Anthropic commits $100 million to the Claude Partner Network — Anthropic launched a formal enterprise channel program backed by $100 million in partner investment, enlisting Accenture, Deloitte, Cognizant, and Infosys. Accenture alone is training 30,000 professionals on Claude, and Deloitte has opened Claude access to its global workforce of 350,000.
Google Maps gets its biggest AI upgrade in a decade — Google rolled out “Ask Maps,” a Gemini-powered conversational feature that answers complex location queries using data from more than 300 million places and 500 million community contributors, alongside redesigned 3D Immersive Navigation with real-time road details including lanes, crosswalks, and traffic lights.

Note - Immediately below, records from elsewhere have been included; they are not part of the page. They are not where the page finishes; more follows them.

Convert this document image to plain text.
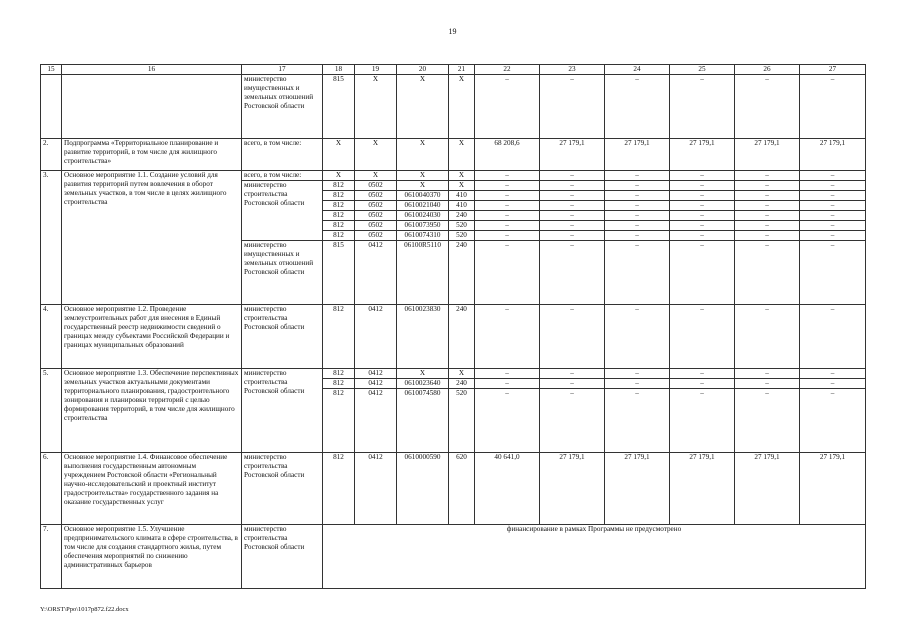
19
15	16	17	18	19	20	21	22	23	24	25	26	27
		министерство имущественных и земельных отношений Ростовской области	815	X	X	X	–	–	–	–	–	–
2.	Подпрограмма «Территориальное планирование и развитие территорий, в том числе для жилищного строительства»	всего, в том числе:	X	X	X	X	68 208,6	27 179,1	27 179,1	27 179,1	27 179,1	27 179,1
3.	Основное мероприятие 1.1. Создание условий для развития территорий путем вовлечения в оборот земельных участков, в том числе в целях жилищного строительства	всего, в том числе:	X	X	X	X	–	–	–	–	–	–
		министерство строительства Ростовской области	812	0502	X	X	–	–	–	–	–	–
			812	0502	0610040370	410	–	–	–	–	–	–
			812	0502	0610021040	410	–	–	–	–	–	–
			812	0502	0610024030	240	–	–	–	–	–	–
			812	0502	0610073950	520	–	–	–	–	–	–
			812	0502	0610074310	520	–	–	–	–	–	–
		министерство имущественных и земельных отношений Ростовской области	815	0412	06100R5110	240	–	–	–	–	–	–
4.	Основное мероприятие 1.2. Проведение землеустроительных работ для внесения в Единый государственный реестр недвижимости сведений о границах между субъектами Российской Федерации и границах муниципальных образований	министерство строительства Ростовской области	812	0412	0610023830	240	–	–	–	–	–	–
5.	Основное мероприятие 1.3. Обеспечение перспективных земельных участков актуальными документами территориального планирования, градостроительного зонирования и планировки территорий с целью формирования территорий, в том числе для жилищного строительства	министерство строительства Ростовской области	812	0412	X	X	–	–	–	–	–	–
			812	0412	0610023640	240	–	–	–	–	–	–
			812	0412	0610074580	520	–	–	–	–	–	–
6.	Основное мероприятие 1.4. Финансовое обеспечение выполнения государственным автономным учреждением Ростовской области «Региональный научно-исследовательский и проектный институт градостроительства» государственного задания на оказание государственных услуг	министерство строительства Ростовской области	812	0412	0610000590	620	40 641,0	27 179,1	27 179,1	27 179,1	27 179,1	27 179,1
7.	Основное мероприятие 1.5. Улучшение предпринимательского климата в сфере строительства, в том числе для создания стандартного жилья, путем обеспечения мероприятий по снижению административных барьеров	министерство строительства Ростовской области	финансирование в рамках Программы не предусмотрено									
Y:\ORST\Ppo\1017p872.f22.docx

Morgan Stanley warns a “shocking” AI breakthrough is imminent — A new Morgan Stanley research note predicts a transformative leap in AI capabilities during the first half of 2026, citing OpenAI’s GPT-5.4 “Thinking” model scoring 83% on the GDPVal benchmark — a test designed to measure AI performance on economically valuable tasks — and warning that the pace of progress will strain power grids and disrupt labor markets faster than most institutions can adapt.
OpenAI plans to bring Sora video generation into ChatGPT — Facing slowing installs for the standalone Sora app, OpenAI is reportedly preparing to integrate its AI video generator directly into ChatGPT, exposing the tool to the platform’s 900 million weekly active users. The company has also surpassed $25 billion in annualized revenue as of February.